I remember as a child my father Petros lifting me to the sky with his long arms pictorially describing the landscape before our eyes. "There where those lights are you put white, in the shadows you put the mix of all the colors and form black." Growing up this remained our language expressed in hours spent together painting or creating material works. One day we dismembered an old piano and he amusedly said to me as prodigious sounds came out of it "Listen, it sounds like a wounded beast. "From this came beautiful works dedicated to great musicians Liszt, Shubert, Beethoven, and Mozart. Perhaps that is why today I collaborate with exceptional sopranos such as Silvia Colombini who recently sang for the Pope or talented composers and pianists such as Korean Younee, Alessandra Rapisardi or even Alessio Miraglia who know how to masterfully set my works to music. 




Cloneable Identity by Mikaya Petros. Image courtesy of Mikaya Petros.

 

Your work mixes " a dream dimension that absorbs all the contradictions and peculiarities of our era." and investigates symbolism and time. How do you become interested in these subjects?

 I have a surrealist DNA, I investigate my time through a sometimes metaphysical key. In the digital age, human cloning or the metaverse are inexhaustible sources of inspiration. Through these contemporary lenses of observation, I plumb the contradictions of our time 

 

What can you tell us about the work entitled “Nitrile Erosion”? How did you reach the end result?

Nitrile Erosion is a work I made in my mountain atelier in Rhuilles, Italy. It is an alpine landscape where a rope of mountaineers proceeds among glaciers that are crumbling in a process of erosion that seems to accompany every single one of their steps in the snow. It is the theme of the erosion of our planet as a result of global warming, and human-caused pollution, but it is also a reminder to reflect on the very long time it takes for synthetic, plastic materials such as nitrile to erode, which is symbolically recalled by the painting's title, and the implications of human choices regarding the well-being of our planet. 


Nitrile Erosion by Mikaya Petros. Image courtesy of Mikaya Petros.

 

What are you working on right now? Do you have any new projects or series you are developing at the moment? 

Right now I am making, in my studio on Lake Como, large-scale works such as the multimedia one entitled" The Other Ocean " 4x2mt that recently entered the Permanent Collection of the Maritime Museum of Bordeaux in France. I collaborate with several international museums and foundations such as Moca or Cica Museum, the Art Center in Dover and the splendid Ca Pesaro in Venice that was among the first museum entities to believe in me.
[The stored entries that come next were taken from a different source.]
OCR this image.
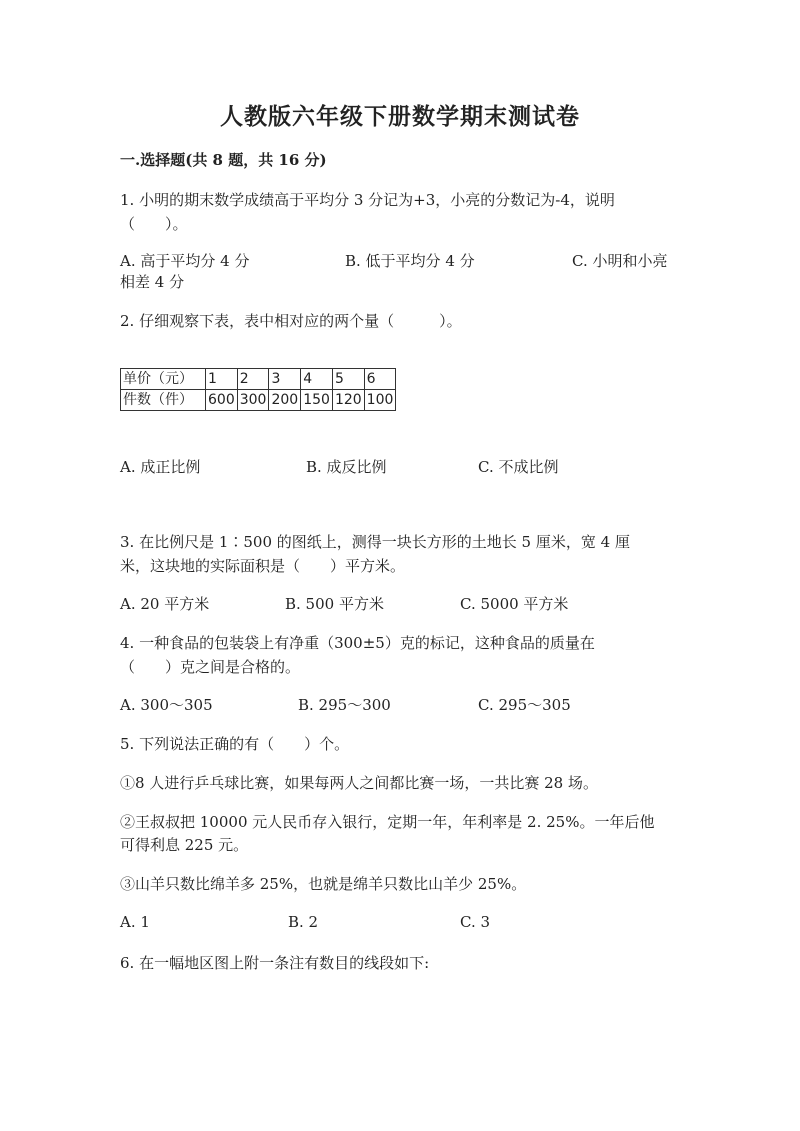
人教版六年级下册数学期末测试卷
一.选择题(共 8 题，共 16 分)
1. 小明的期末数学成绩高于平均分 3 分记为+3，小亮的分数记为-4，说明
（　　）。
A. 高于平均分 4 分	B. 低于平均分 4 分	C. 小明和小亮
相差 4 分
2. 仔细观察下表，表中相对应的两个量（　　　）。
单价（元）	1	2	3	4	5	6
件数（件）	600	300	200	150	120	100
A. 成正比例	B. 成反比例	C. 不成比例
3. 在比例尺是 1∶500 的图纸上，测得一块长方形的土地长 5 厘米，宽 4 厘
米，这块地的实际面积是（　　）平方米。
A. 20 平方米	B. 500 平方米	C. 5000 平方米
4. 一种食品的包装袋上有净重（300±5）克的标记，这种食品的质量在
（　　）克之间是合格的。
A. 300～305	B. 295～300	C. 295～305
5. 下列说法正确的有（　　）个。
①8 人进行乒乓球比赛，如果每两人之间都比赛一场，一共比赛 28 场。
②王叔叔把 10000 元人民币存入银行，定期一年，年利率是 2. 25%。一年后他
可得利息 225 元。
③山羊只数比绵羊多 25%，也就是绵羊只数比山羊少 25%。
A. 1	B. 2	C. 3
6. 在一幅地区图上附一条注有数目的线段如下:
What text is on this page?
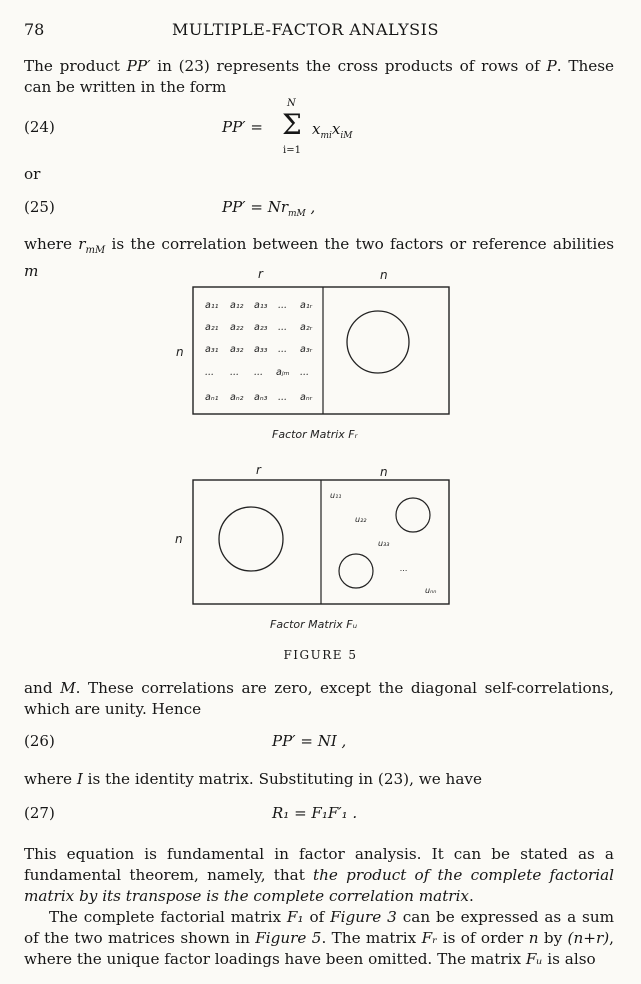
78	MULTIPLE-FACTOR ANALYSIS
The product PP′ in (23) represents the cross products of rows of P. These can be written in the form
(24)	PP′ =
N
Σ
i=1
$x_{mi}x_{iM}$
or
(25)	$PP' = Nr_{mM}$ ,
where $r_{mM}$ is the correlation between the two factors or reference abilities m	r	n
n
a₁₁ a₁₂ a₁₃ ... a₁ᵣ
a₂₁ a₂₂ a₂₃ ... a₂ᵣ
a₃₁ a₃₂ a₃₃ ... a₃ᵣ
... ... ... aⱼₘ ...
aₙ₁ aₙ₂ aₙ₃ ... aₙᵣ
Factor Matrix Fᵣ
r	n
n
u₁₁
u₂₂
u₃₃
...
uₙₙ
Factor Matrix Fᵤ
FIGURE 5
and M. These correlations are zero, except the diagonal self-correlations, which are unity. Hence
(26)	PP′ = NI ,
where I is the identity matrix. Substituting in (23), we have
(27)	R₁ = F₁F′₁ .
This equation is fundamental in factor analysis. It can be stated as a fundamental theorem, namely, that the product of the complete factorial matrix by its transpose is the complete correlation matrix.
The complete factorial matrix F₁ of Figure 3 can be expressed as a sum of the two matrices shown in Figure 5. The matrix Fᵣ is of order n by (n+r), where the unique factor loadings have been omitted. The matrix Fᵤ is also
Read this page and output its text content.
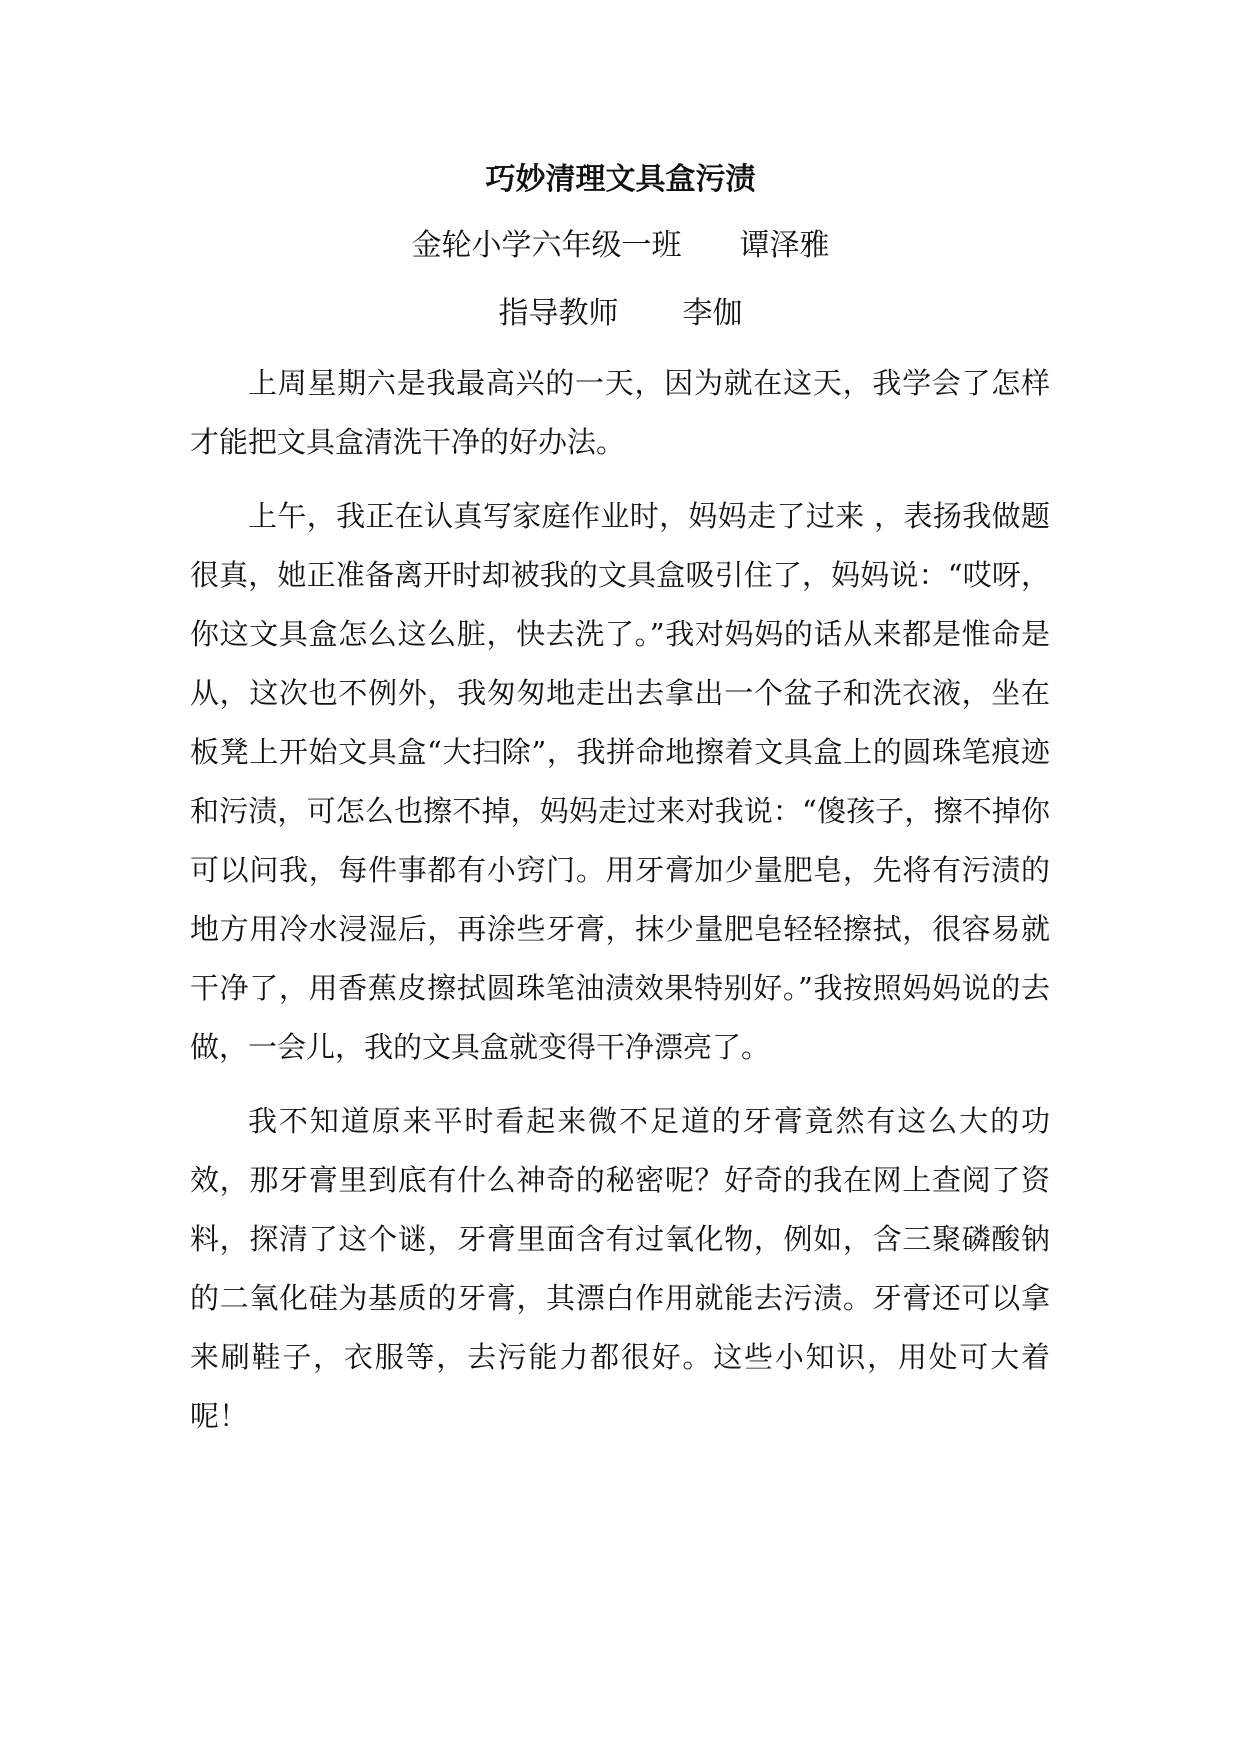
巧妙清理文具盒污渍
金轮小学六年级一班 谭泽雅
指导教师 李伽

上周星期六是我最高兴的一天，因为就在这天，我学会了怎样才能把文具盒清洗干净的好办法。

上午，我正在认真写家庭作业时，妈妈走了过来 ，表扬我做题很真，她正准备离开时却被我的文具盒吸引住了，妈妈说：“哎呀，你这文具盒怎么这么脏，快去洗了。”我对妈妈的话从来都是惟命是从，这次也不例外，我匆匆地走出去拿出一个盆子和洗衣液，坐在板凳上开始文具盒“大扫除”，我拼命地擦着文具盒上的圆珠笔痕迹和污渍，可怎么也擦不掉，妈妈走过来对我说：“傻孩子，擦不掉你可以问我，每件事都有小窍门。用牙膏加少量肥皂，先将有污渍的地方用冷水浸湿后，再涂些牙膏，抹少量肥皂轻轻擦拭，很容易就干净了，用香蕉皮擦拭圆珠笔油渍效果特别好。”我按照妈妈说的去做，一会儿，我的文具盒就变得干净漂亮了。

我不知道原来平时看起来微不足道的牙膏竟然有这么大的功效，那牙膏里到底有什么神奇的秘密呢？好奇的我在网上查阅了资料，探清了这个谜，牙膏里面含有过氧化物，例如，含三聚磷酸钠的二氧化硅为基质的牙膏，其漂白作用就能去污渍。牙膏还可以拿来刷鞋子，衣服等，去污能力都很好。这些小知识，用处可大着呢！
I will soon participate in the Hamburg Biennale in Germany and I am working on international exhibitions with a pictorial_digital breath.


You have exhibited in multiple galleries and art fairs. What is your relationship with curators and galleries?

I'm collaborating with Galleries in every corner of the planet, from Europe to India, from the United States to Asian countries, and it's extremely inspiring. I've been a curator myself in years past, so I'd say it's a reality I know intimately. I would like there to be more women artists in museums, in auctions, and I would like to see the embarrassing numbers of women followed soon as an ancient memory. So I work to make sure that we never forget this priority that the Art world in my opinion needs to solve by closing this gap. 

 


Zoom on a virtual drop by Mikaya Petros. Image courtesy of Mikaya Petros.

As we are at the end of 2022, did you accomplish what you hoped for this year, both in terms of career goals and personal life? 

The balance for this 2022, despite the pandemic and the delicate international political situation, is very positive. In two years nine works have become part of the Permanent Collections of prestigious Museums, I have three children Alberica, LorenzoFiliberto and CarloEdoardo who surprise me daily with the magnificent polychromy of their souls and a grandson GiorgioManfredi who recently came into the world. I have a supportive husband Francesco, I can happily say that I am an accomplished woman.